Beyond this, is the potential for even more significant innovation - through creating a service that is open and integrated into the existing and evolving scholarly communications infrastructure. We believe the consumer model for creating controlled communities, with the aim of keeping people within them to create monetizing opportunities, doesn't work for research. The community is too large and diverse, and the role of publishers, universities, funders and societies is too important to simply bypass. The real innovation for us will come in the future as we work to forge partnerships with the multiple existing and emerging organisations, tools, systems, resources and services that individually, or together in any combination, can help drive research performance.
What are you plans for the future?Our roadmap is substantial. Our challenge is fulfilling this as fast as we would like! Because the founders are all drawn from within the industry, this has helped Kudos have a high profile at this early stage in our life. We've been keen to talk about our ideas at conferences and in workshops, and excited to have had so much support from publishers, so early on. However, we remain a very young company, with the challenges of working in a lean way to an ambitious vision. We've successfully generated some initial revenues, won grants, and attracted early funding – this has helped accelerate some of our roadmap pans – we’re particularly pleased to have been able to develop additional features for authors, or example - to start helping them manage their personal digital visibility more broadly via profile sites; and we will shortly be releasing a significantly enhanced publisher dashboard. We’re also currently in pilot phase with a service for universities, which includes almost a dozen major institutions such as the London School of Economics and Political Science, Stockholm University and Carnegie Mellon University.

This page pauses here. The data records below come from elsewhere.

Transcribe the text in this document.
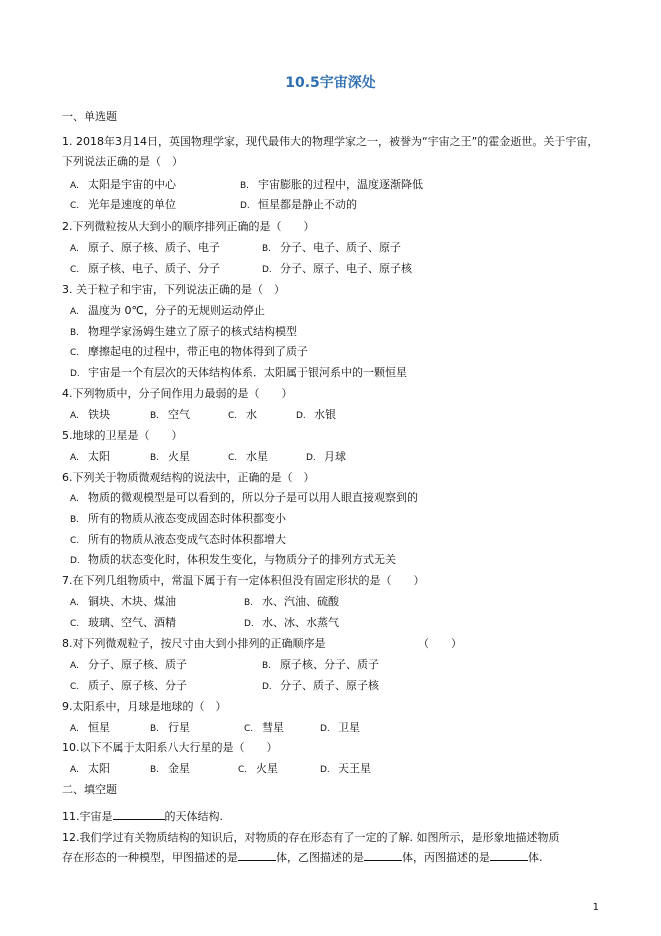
10.5宇宙深处
一、单选题
1. 2018年3月14日，英国物理学家，现代最伟大的物理学家之一，被誉为“宇宙之王”的霍金逝世。关于宇宙，下列说法正确的是（　）
A. 太阳是宇宙的中心	B. 宇宙膨胀的过程中，温度逐渐降低
C. 光年是速度的单位	D. 恒星都是静止不动的
2.下列微粒按从大到小的顺序排列正确的是（　　）
A. 原子、原子核、质子、电子	B. 分子、电子、质子、原子
C. 原子核、电子、质子、分子	D. 分子、原子、电子、原子核
3. 关于粒子和宇宙，下列说法正确的是（　）
A. 温度为 0℃，分子的无规则运动停止
B. 物理学家汤姆生建立了原子的核式结构模型
C. 摩擦起电的过程中，带正电的物体得到了质子
D. 宇宙是一个有层次的天体结构体系．太阳属于银河系中的一颗恒星
4.下列物质中，分子间作用力最弱的是（　　）
A. 铁块	B. 空气	C. 水	D. 水银
5.地球的卫星是（　　）
A. 太阳	B. 火星	C. 水星	D. 月球
6.下列关于物质微观结构的说法中，正确的是（　）
A. 物质的微观模型是可以看到的，所以分子是可以用人眼直接观察到的
B. 所有的物质从液态变成固态时体积都变小
C. 所有的物质从液态变成气态时体积都增大
D. 物质的状态变化时，体积发生变化，与物质分子的排列方式无关
7.在下列几组物质中，常温下属于有一定体积但没有固定形状的是（　　）
A. 铜块、木块、煤油	B. 水、汽油、硫酸
C. 玻璃、空气、酒精	D. 水、冰、水蒸气
8.对下列微观粒子，按尺寸由大到小排列的正确顺序是	（　　）
A. 分子、原子核、质子	B. 原子核、分子、质子
C. 质子、原子核、分子	D. 分子、质子、原子核
9.太阳系中，月球是地球的（　）
A. 恒星	B. 行星	C. 彗星	D. 卫星
10.以下不属于太阳系八大行星的是（　　）
A. 太阳	B. 金星	C. 火星	D. 天王星
二、填空题
11.宇宙是	的天体结构.
12.我们学过有关物质结构的知识后，对物质的存在形态有了一定的了解. 如图所示，是形象地描述物质
存在形态的一种模型，甲图描述的是	体，乙图描述的是	体，丙图描述的是	体.
1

But there’s a lot more to be done – all our existing products have many ongoing enhancements planned, and we’re also currently looking at developing a society service to help societies engage more deeply with their members and showcase high performance.
Our longer term vision to embrace a future where researchers will have multiple ways of talking about their work, legitimately sharing information on publications, finding collaborators, reaching out to peers and connecting new audiences with their work. As the landscape grows in complexity, so will the need for a central tool-set, deeply integrated with these emerging services. Kudos will provide this – embedding ourselves where researchers want to access our tools, then providing them – and the organisations that support them – with insight on which of these drives performance, based on the measures that matter to them. By doing this, we aim to make research more discoverable, more useful, and maximise the effectiveness of outreach activities.'
Melinda Kenneway is Executive Director at Kudos. After completing a degree in Experimental Psychology at the University of Oxford, Melinda began her career in academic publishing working at Oxford University Press for 13 years, where she gained the position of Global Marketing Director for the Journals Division. In 2004 she founded TBI Communications, a specialist marketing agency serving academic publishers, societies and libraries. In 2013 she co-founded Kudos – a web-based platform that supports the research community in increasing the impact of research output.